Salt spray, glorious weather, views that inspire good health. People from all over come here to experience what I have as a gift every day. Wouldn’t it be selfish to even think of stretching my thoughts to another part of the world, when I have already seen so much and am lucky to live in a safe paradise?

But most of us have had a lot of staying home. And many of us are restless. For young people, they may feel like their days to settle into life are dwindling amid the need to keep a distance. For older ones like me, our days are simply dwindling.

It’s time for something: some plan, some idea, some venture. I can feel the urgency. During my morning routine, I can’t quite get to the routine because of a restless thought. It makes me pace by my front window wanting a different view. It’s then I know I should stop counting the days and begin counting the pennies it will take to get me moving on. I don’t know where this re-born journey will lead me. I don’t know if it will be mental exercise or physical. Or both. Maybe there will be months of preparation where all I have is the joy of walking with a fresh mindset in my own neighborhood.

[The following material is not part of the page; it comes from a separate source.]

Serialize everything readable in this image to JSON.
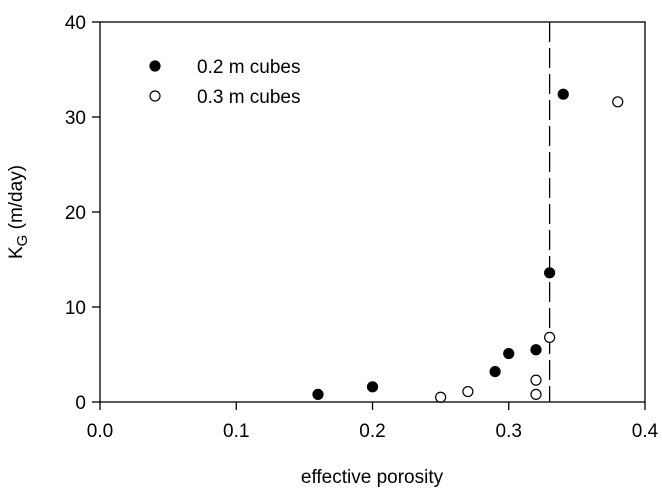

Maybe I will be braver than I have been lately and venture out for some longer treks. There is that trail that has pulled my interest, but not my feet, that heads away from the Montaño de Oro headlands toward the lighthouse in the distance. But first, maybe I should tackle the crest of the hill above the Museum of Natural History at the head of the estuary. There is so much to explore along the way.

Maybe I will travel in September 2022 to France, then Spain, then back home, having walked one step at a time down an ancient path. Maybe life, as it has done for the last little bit, will break my path and turn me in an unplanned direction.

Let the journey begin. It’s just one foot in front of the other, as always.

Good luck to all of you on your paths. 

Susan Vasquez has taken walks in many of the world’s most interesting spots, but especially enjoys her strolls around Estero Bay. She is the author of four books and blogs at One Small Walk.